Several low-ranking Myanmar police and their families have crossed into northeastern Mizoram state, where they have sought refuge to avoid taking orders from a junta that imposed a coup in the Southeast Asian country last month.
But authorities in Myanmar last week asked officials in Mizoram to detain and return eight police officers, raising concerns about their safety if they are sent back by India.
“As common sense dictates, when there is a political problem in one country and when there is a fear for one’s life, if they cross over to the neighbouring countries, then normally they were not sent back,” Mizoram Chief Minister Zoramthanga said in an interview.
The final call would be taken by the federal government, which has been communicating with Mizoram authorities and still hasn’t given clear directions, creating some confusion on how the refugees would be handled, he said.
“From the humanitarian point of view, we have to give them food, we have to give them shelter,” said Zoramthanga, who uses only one name.
Myanmar and Mizoram share a 404-km (250-mile) border, with only a shallow river currently dividing the two countries in some parts, making it easy for people to cross.
Although the porous nature of the frontier made it difficult to estimate exactly how many from Myanmar had walked into Mizoram in recent weeks, Zoramthanga said it could be between 20 and 30.
But a senior police official in Mizoram’s capital said nearly 100 people from Myanmar, mostly police and their families, had crossed over in five border districts.
Some of the defected Myanmar police have told Indian officials they fled after being ordered to use violence against protesters, who have staged weeks of demonstrations against the coup that deposed the civilian government of Nobel laureate Aung San Suu Kyi.
More than 50 people have been killed by security forces, according the United Nations, with some 1,700 people detained, including Suu Kyi.
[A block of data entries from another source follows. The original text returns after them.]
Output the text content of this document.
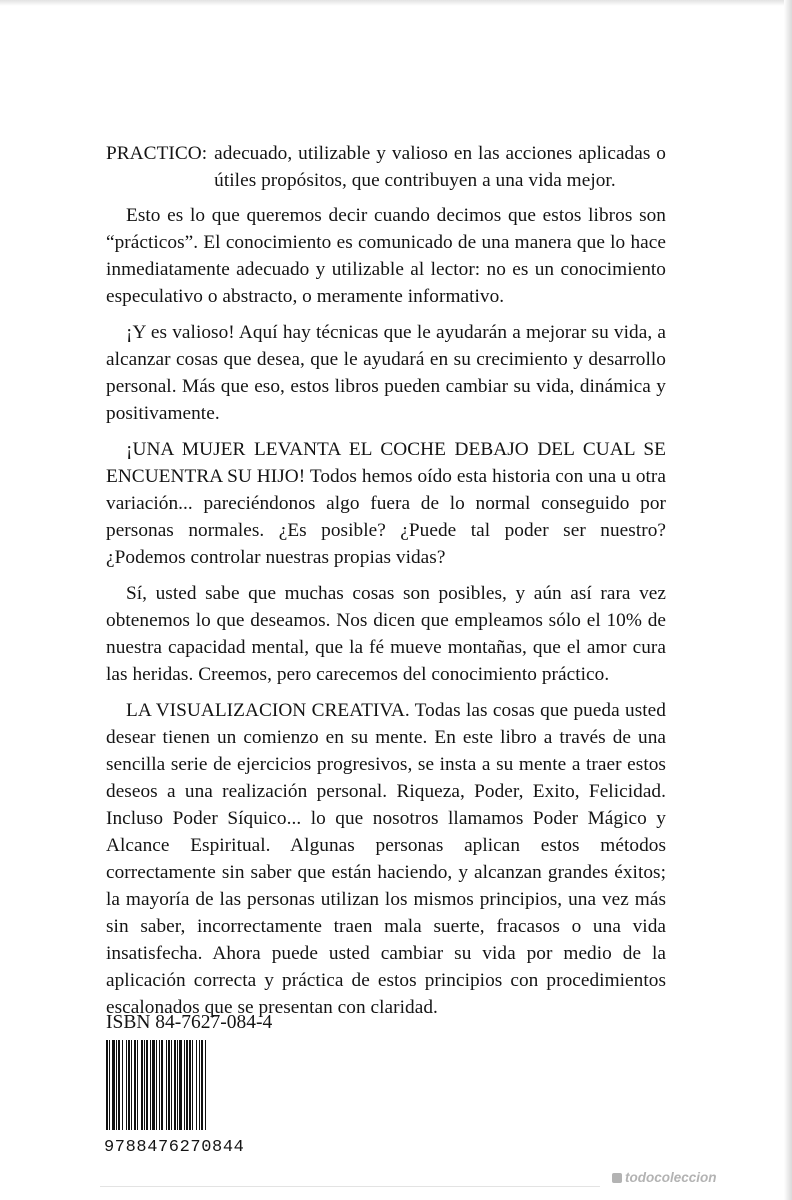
PRACTICO: adecuado, utilizable y valioso en las acciones aplicadas o útiles propósitos, que contribuyen a una vida mejor.

Esto es lo que queremos decir cuando decimos que estos libros son “prácticos”. El conocimiento es comunicado de una manera que lo hace inmediatamente adecuado y utilizable al lector: no es un conocimiento especulativo o abstracto, o meramente informativo.

¡Y es valioso! Aquí hay técnicas que le ayudarán a mejorar su vida, a alcanzar cosas que desea, que le ayudará en su crecimiento y desarrollo personal. Más que eso, estos libros pueden cambiar su vida, dinámica y positivamente.

¡UNA MUJER LEVANTA EL COCHE DEBAJO DEL CUAL SE ENCUENTRA SU HIJO! Todos hemos oído esta historia con una u otra variación... pareciéndonos algo fuera de lo normal conseguido por personas normales. ¿Es posible? ¿Puede tal poder ser nuestro? ¿Podemos controlar nuestras propias vidas?

Sí, usted sabe que muchas cosas son posibles, y aún así rara vez obtenemos lo que deseamos. Nos dicen que empleamos sólo el 10% de nuestra capacidad mental, que la fé mueve montañas, que el amor cura las heridas. Creemos, pero carecemos del conocimiento práctico.

LA VISUALIZACION CREATIVA. Todas las cosas que pueda usted desear tienen un comienzo en su mente. En este libro a través de una sencilla serie de ejercicios progresivos, se insta a su mente a traer estos deseos a una realización personal. Riqueza, Poder, Exito, Felicidad. Incluso Poder Síquico... lo que nosotros llamamos Poder Mágico y Alcance Espiritual. Algunas personas aplican estos métodos correctamente sin saber que están haciendo, y alcanzan grandes éxitos; la mayoría de las personas utilizan los mismos principios, una vez más sin saber, incorrectamente traen mala suerte, fracasos o una vida insatisfecha. Ahora puede usted cambiar su vida por medio de la aplicación correcta y práctica de estos principios con procedimientos escalonados que se presentan con claridad.

ISBN 84-7627-084-4
9788476270844
todocoleccion
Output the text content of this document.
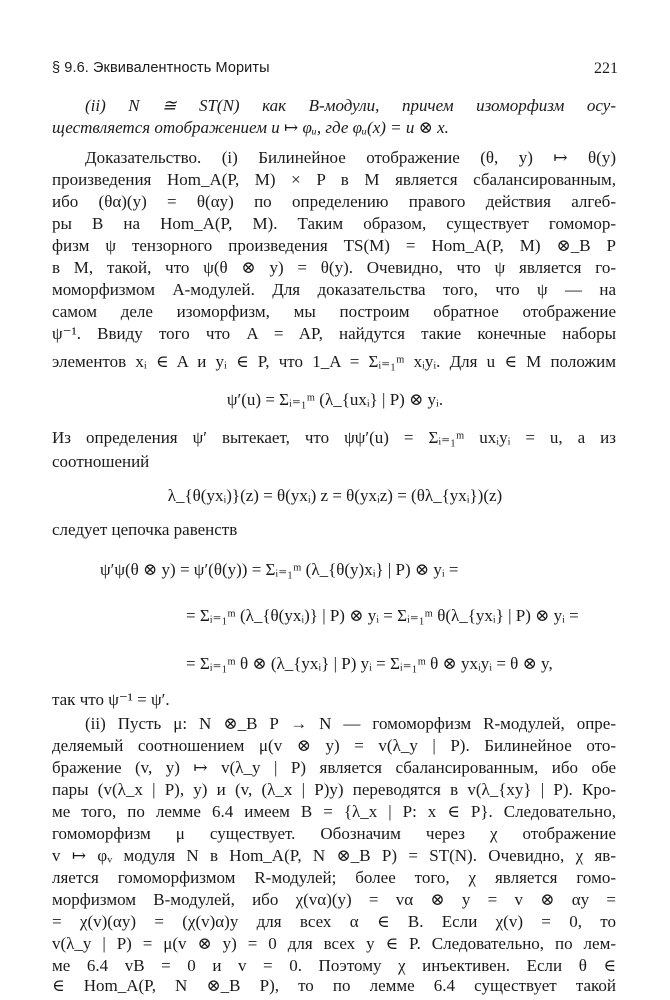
§ 9.6. Эквивалентность Мориты	221
(ii) N ≅ ST(N) как B-модули, причем изоморфизм осу-
ществляется отображением u ↦ φᵤ, где φᵤ(x) = u ⊗ x.
Доказательство. (i) Билинейное отображение (θ, y) ↦ θ(y)
произведения Hom_A(P, M) × P в M является сбалансированным,
ибо (θα)(y) = θ(αy) по определению правого действия алгеб-
ры B на Hom_A(P, M). Таким образом, существует гомомор-
физм ψ тензорного произведения TS(M) = Hom_A(P, M) ⊗_B P
в M, такой, что ψ(θ ⊗ y) = θ(y). Очевидно, что ψ является го-
моморфизмом A-модулей. Для доказательства того, что ψ — на
самом деле изоморфизм, мы построим обратное отображение
ψ⁻¹. Ввиду того что A = AP, найдутся такие конечные наборы
элементов xᵢ ∈ A и yᵢ ∈ P, что 1_A = Σᵢ₌₁ᵐ xᵢyᵢ. Для u ∈ M положим
ψ′(u) = Σᵢ₌₁ᵐ (λ_{uxᵢ} | P) ⊗ yᵢ.
Из определения ψ′ вытекает, что ψψ′(u) = Σᵢ₌₁ᵐ uxᵢyᵢ = u, а из
соотношений
λ_{θ(yxᵢ)}(z) = θ(yxᵢ) z = θ(yxᵢz) = (θλ_{yxᵢ})(z)
следует цепочка равенств
ψ′ψ(θ ⊗ y) = ψ′(θ(y)) = Σᵢ₌₁ᵐ (λ_{θ(y)xᵢ} | P) ⊗ yᵢ =
= Σᵢ₌₁ᵐ (λ_{θ(yxᵢ)} | P) ⊗ yᵢ = Σᵢ₌₁ᵐ θ(λ_{yxᵢ} | P) ⊗ yᵢ =
= Σᵢ₌₁ᵐ θ ⊗ (λ_{yxᵢ} | P) yᵢ = Σᵢ₌₁ᵐ θ ⊗ yxᵢyᵢ = θ ⊗ y,
так что ψ⁻¹ = ψ′.
(ii) Пусть μ: N ⊗_B P → N — гомоморфизм R-модулей, опре-
деляемый соотношением μ(v ⊗ y) = v(λ_y | P). Билинейное ото-
бражение (v, y) ↦ v(λ_y | P) является сбалансированным, ибо обе
пары (v(λ_x | P), y) и (v, (λ_x | P)y) переводятся в v(λ_{xy} | P). Кро-
ме того, по лемме 6.4 имеем B = {λ_x | P: x ∈ P}. Следовательно,
гомоморфизм μ существует. Обозначим через χ отображение
v ↦ φᵥ модуля N в Hom_A(P, N ⊗_B P) = ST(N). Очевидно, χ яв-
ляется гомоморфизмом R-модулей; более того, χ является гомо-
морфизмом B-модулей, ибо χ(vα)(y) = vα ⊗ y = v ⊗ αy =
= χ(v)(αy) = (χ(v)α)y для всех α ∈ B. Если χ(v) = 0, то
v(λ_y | P) = μ(v ⊗ y) = 0 для всех y ∈ P. Следовательно, по лем-
ме 6.4 vB = 0 и v = 0. Поэтому χ инъективен. Если θ ∈
∈ Hom_A(P, N ⊗_B P), то по лемме 6.4 существует такой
The situation has put India in a potential diplomatic bind, given New Delhi’s close relations with the Myanmar military, which it works with on counter-insurgency operations in the northeastern region.
Zoramthanga, a 76-year-old rebel leader turned politician, said that tribes in Mizoram had deep cultural links with those on the Myanmar side, but the major concern was risk to lives that was forcing them to cross over.
“We have to have sympathy for them,” he said.